A system at equilibrium is placed under stress by adding more reactant. If this reaction has a small equilibrium constant (Keq), how will the addition of this stress affect the equilibrium of this system?

1 Answer
Aug 19, 2017

I can't tell you the multiple choice answer, but that should not matter...

Since #Q < K_(eq)# after the stress, #Q uarr# to resolve the stress by making more products.


Recall that an equilibrium constant for the reaction

#aA + bB -> cC + dD#

is

#K_(eq) = ([C]^c[D]^d)/([A]^a[B]^b)#,

where #a,b,c,d# are the stoichiometric coefficients of #A,B,C,D#, respectively, and #[" "]# indicates molar concentration.

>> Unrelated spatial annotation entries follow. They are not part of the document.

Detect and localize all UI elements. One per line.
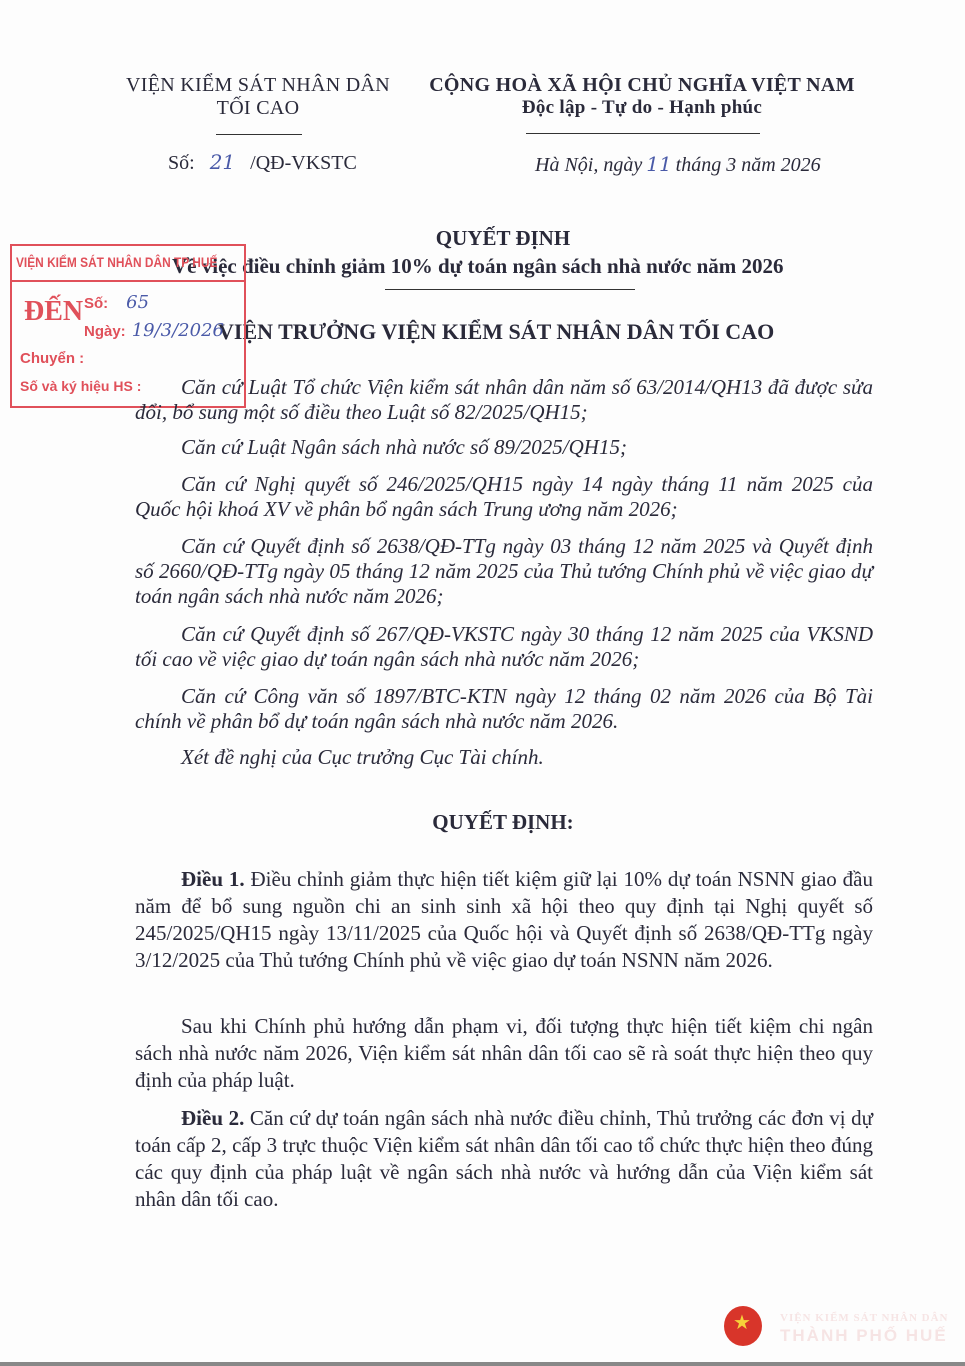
national-emblem-icon [724,1306,762,1346]
document-subject: Về việc điều chỉnh giảm 10% dự toán ngân sách nhà nước năm 2026 [172,254,784,278]
scan-edge [0,1362,965,1366]
agency-line2: TỐI CAO [216,97,300,119]
authority-heading: VIỆN TRƯỞNG VIỆN KIỂM SÁT NHÂN DÂN TỐI CAO [218,319,775,344]
divider [526,133,760,134]
legal-basis: Căn cứ Quyết định số 267/QĐ-VKSTC ngày 30 tháng 12 năm 2025 của VKSND tối cao về việc giao dự toán ngân sách nhà nước năm 2026; [135,622,873,671]
watermark-line1: VIỆN KIỂM SÁT NHÂN DÂN [780,1312,949,1324]
legal-basis: Căn cứ Luật Ngân sách nhà nước số 89/2025/QH15; [181,435,627,459]
article-label: Điều 2. [181,1106,245,1130]
number-handwritten: 21 [209,150,236,174]
legal-basis: Căn cứ Quyết định số 2638/QĐ-TTg ngày 03 tháng 12 năm 2025 và Quyết định số 2660/QĐ-TTg ngày 05 tháng 12 năm 2025 của Thủ tướng Chính phủ về việc giao dự toán ngân sách nhà nước năm 2026; [135,534,873,608]
number-label: Số: [168,152,195,174]
article-label: Điều 1. [181,867,245,891]
article-2 [135,1105,873,1213]
number-suffix: /QĐ-VKSTC [250,152,357,174]
article-1-note [135,1013,873,1094]
stamp-ngay [84,320,224,341]
national-motto [414,74,870,119]
stamp-ngay-value: 19/3/2026 [131,320,224,341]
stamp-so-label: Số: [84,295,109,312]
stamp-den: ĐẾN [24,296,84,327]
watermark-line2: THÀNH PHỐ HUẾ [780,1326,948,1345]
agency-line1: VIỆN KIỂM SÁT NHÂN DÂN [126,74,390,96]
country-name: CỘNG HOÀ XÃ HỘI CHỦ NGHĨA VIỆT NAM [429,74,855,96]
legal-basis: Xét đề nghị của Cục trưởng Cục Tài chính. [181,745,544,769]
stamp-so [84,292,149,313]
legal-basis: Căn cứ Công văn số 1897/BTC-KTN ngày 12 tháng 02 năm 2026 của Bộ Tài chính về phân bổ dự toán ngân sách nhà nước năm 2026. [135,684,873,733]
document-date [535,152,821,177]
star-icon: ★ [733,1312,751,1334]
agency-name [110,74,406,120]
stamp-chuyen: Chuyển : [20,350,85,367]
document-number [168,150,357,175]
legal-basis: Căn cứ Nghị quyết số 246/2025/QH15 ngày 14 ngày tháng 11 năm 2025 của Quốc hội khoá XV về phân bổ ngân sách Trung ương năm 2026; [135,472,873,521]
date-prefix: Hà Nội, ngày [535,154,643,176]
article-text: Điều chỉnh giảm thực hiện tiết kiệm giữ lại 10% dự toán NSNN giao đầu năm để bổ sung nguồn chi an sinh sinh xã hội theo quy định tại Nghị quyết số 245/2025/QH15 ngày 13/11/2025 của Quốc hội và Quyết định số 2638/QĐ-TTg ngày 3/12/2025 của Thủ tướng Chính phủ về việc giao dự toán NSNN năm 2026. [135,867,873,972]
date-day: 11 [646,152,672,176]
stamp-ngay-label: Ngày: [84,323,126,340]
date-suffix: tháng 3 năm 2026 [675,154,821,176]
article-text: Sau khi Chính phủ hướng dẫn phạm vi, đối tượng thực hiện tiết kiệm chi ngân sách nhà nước năm 2026, Viện kiểm sát nhân dân tối cao sẽ rà soát thực hiện theo quy định của pháp luật. [135,1014,873,1092]
motto: Độc lập - Tự do - Hạnh phúc [521,97,763,118]
document-title: QUYẾT ĐỊNH [435,226,571,250]
stamp-org: VIỆN KIỂM SÁT NHÂN DÂN TP HUẾ [16,254,218,270]
stamp-hs: Số và ký hiệu HS : [20,378,142,394]
stamp-so-value: 65 [126,292,150,313]
divider [216,134,302,135]
divider [385,289,635,290]
legal-basis: Căn cứ Luật Tổ chức Viện kiểm sát nhân dân năm số 63/2014/QH13 đã được sửa đổi, bổ sung một số điều theo Luật số 82/2025/QH15; [135,375,873,424]
decision-heading: QUYẾT ĐỊNH: [432,810,574,834]
article-1 [135,866,873,974]
article-text: Căn cứ dự toán ngân sách nhà nước điều chỉnh, Thủ trưởng các đơn vị dự toán cấp 2, cấp 3 trực thuộc Viện kiểm sát nhân dân tối cao tổ chức thực hiện theo đúng các quy định của pháp luật về ngân sách nhà nước và hướng dẫn của Viện kiểm sát nhân dân tối cao. [135,1106,874,1211]
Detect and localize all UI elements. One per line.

If an equilibrium constant is small, i.e.

#K_(eq) < 1#,

then that means there are more reactants than products before the equilibrium is disturbed.

(Note that in principle, the actual size of #K_(eq)# does not affect which direction the equilibrium shifts given a certain induced stress.)

Adding more reactants initially decreases the reaction quotient #Q# so that #Q < K_(eq)#. This is the stress that was induced.

Since #Q < K_(eq)#, in accordance to Le Chatelier's principle, the equilibrium shifts so that #Q# increases to equal #K_(eq)# again, going against the disturbance. The equilibrium always tries to undo a given disturbance.

That means it will shift to consume more reactants to generate more products.